February 15, 2007

Chief protected by law?

From newsblogs.chicagotribune.com:

Is Illiniwek academic freedom?Maloney and Ponce allege that being forced to abandon the Chief would violate their freedom of speech and academic freedom.

The students portraying Chief Illiniwek have a funded scholarship and receive class credit, according to Smith.

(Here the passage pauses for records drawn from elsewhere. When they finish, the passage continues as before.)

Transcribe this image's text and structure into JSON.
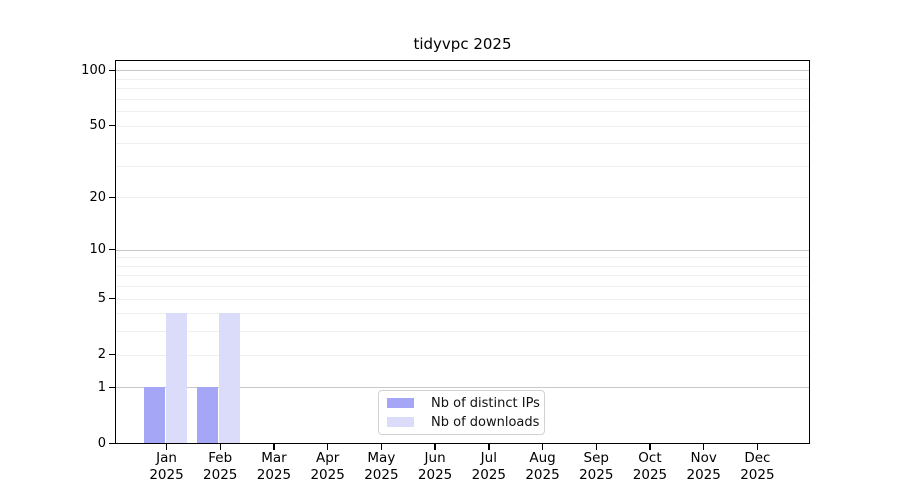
{
  "title": "tidyvpc 2025",
  "colors": {
    "bar_distinct_ips": "#a6a6f7",
    "bar_downloads": "#dbdbfa",
    "grid_major": "#c8c8c8",
    "grid_minor": "#efefef",
    "axis": "#000000",
    "legend_border": "#d2d2d2",
    "background": "#ffffff"
  },
  "chart_data": {
    "type": "bar",
    "title": "tidyvpc 2025",
    "categories": [
      "Jan",
      "Feb",
      "Mar",
      "Apr",
      "May",
      "Jun",
      "Jul",
      "Aug",
      "Sep",
      "Oct",
      "Nov",
      "Dec"
    ],
    "category_year": "2025",
    "series": [
      {
        "name": "Nb of distinct IPs",
        "color": "#a6a6f7",
        "values": [
          1,
          1,
          0,
          0,
          0,
          0,
          0,
          0,
          0,
          0,
          0,
          0
        ]
      },
      {
        "name": "Nb of downloads",
        "color": "#dbdbfa",
        "values": [
          4,
          4,
          0,
          0,
          0,
          0,
          0,
          0,
          0,
          0,
          0,
          0
        ]
      }
    ],
    "xlabel": "",
    "ylabel": "",
    "y_scale": "log1p",
    "ylim": [
      0,
      115
    ],
    "y_ticks_labeled": [
      0,
      1,
      2,
      5,
      10,
      20,
      50,
      100
    ],
    "y_gridlines_major": [
      1,
      10,
      100
    ],
    "y_gridlines_minor": [
      2,
      3,
      4,
      5,
      6,
      7,
      8,
      9,
      20,
      30,
      40,
      50,
      60,
      70,
      80,
      90
    ],
    "grid": true,
    "legend_position": "inside-bottom-center"
  }
}
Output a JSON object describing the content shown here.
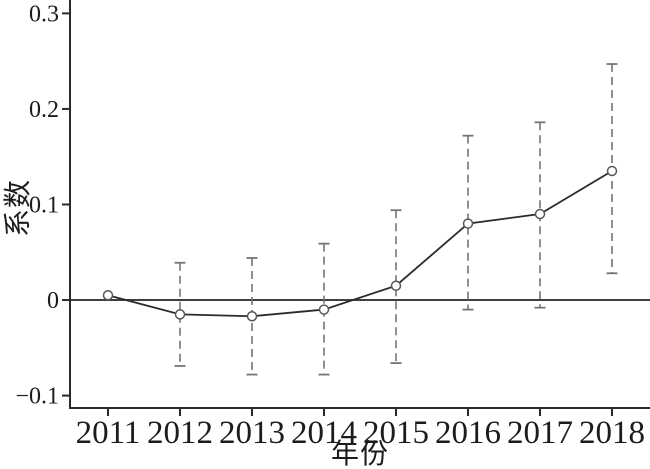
{
  "figure": {
    "ylabel": "系数",
    "xlabel": "年份",
    "background": "#ffffff"
  },
  "chart_data": {
    "type": "line",
    "title": "",
    "xlabel": "年份",
    "ylabel": "系数",
    "x": [
      2011,
      2012,
      2013,
      2014,
      2015,
      2016,
      2017,
      2018
    ],
    "xtick_labels": [
      "2011",
      "2012",
      "2013",
      "2014",
      "2015",
      "2016",
      "2017",
      "2018"
    ],
    "series": [
      {
        "name": "系数",
        "values": [
          0.005,
          -0.015,
          -0.017,
          -0.01,
          0.015,
          0.08,
          0.09,
          0.135
        ]
      }
    ],
    "ci_high": [
      null,
      0.039,
      0.044,
      0.059,
      0.094,
      0.172,
      0.186,
      0.247
    ],
    "ci_low": [
      null,
      -0.069,
      -0.078,
      -0.078,
      -0.066,
      -0.01,
      -0.008,
      0.028
    ],
    "yticks": [
      -0.1,
      0,
      0.1,
      0.2,
      0.3
    ],
    "ytick_labels": [
      "−0.1",
      "0",
      "0.1",
      "0.2",
      "0.3"
    ],
    "ylim": [
      -0.113,
      0.314
    ],
    "zero_line": true,
    "grid": false,
    "legend_position": "none",
    "marker": "open-circle",
    "colors": {
      "line": "#2e2a2b",
      "marker_stroke": "#585858",
      "marker_fill": "#ffffff",
      "ci": "#757575",
      "zero_line": "#3f3f3f",
      "spine": "#2b2b2b",
      "text": "#1c1c1c"
    }
  }
}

He pointed out that, just like at any university, the Marching Illini are a music ensemble. The class is a rehearsal. And the pregame and halftime shows at athletic events represent an exhibition of the course content, like a test in academic-type classes, Smith said.


writerfella said...

Writerfella here --
It matters not, if the removal of 'Little Red' at the University of Oklahoma stands as a precedent. That was an 'office' held by the 'mascot' which had official university recognition. When it was dissolved, then 'Little Red' was no more. No longer would there be a scholarship and no university credit toward studies, and no physical existence any longer in university life. If it can be so easily ended at the University of Oklahoma, then 'Chief Illiniwek' also can be ended at the University of Illinois just as easily.
'Course, they are in the Big Ten, and OU was in the Big 8 (at the time things ended), so what it means is that it must be ended now, or the precedent set at OU becomes meaningless. The question becomes, why has not AIM attacked the 'Chief' the same as they attacked 'Little Red'? Maybe it is this: how many Native peoples are there in Illinois? There are 35 tribes in Oklahoma. How many are there in Illinois? That may be the first clue...
All Best
Russ Bates

Publia said...

I blogged about Chief Illiniwek today, too. Seems that the NCAA is right up there with repressive regimes in denying freedom and speech and freedom of expression.

The Local Crank said...

"eems that the NCAA is right up there with repressive regimes in denying freedom and speech and freedom of expression."

Say what? The NCAA is NOT the government and nobody has a constitutional right to play in bowl games. People can say or display whatever small-minded, bigoted offensive moronic stereotypical thing that happens to hop into their little heads. And I would fight for their right to do so. But universities who wish to be part of the NCAA must abide by its rules. If you work for McDonalds, do you think you have the constitutional right to wear a Burger King t-shirt to work?

Rob said...

Local Crank is correct. The NCAA sanctions aren't a free-speech issue. If a university doesn't want to abide by the NCAA's rules, it's free to opt out of the NCAA's post-season tournaments.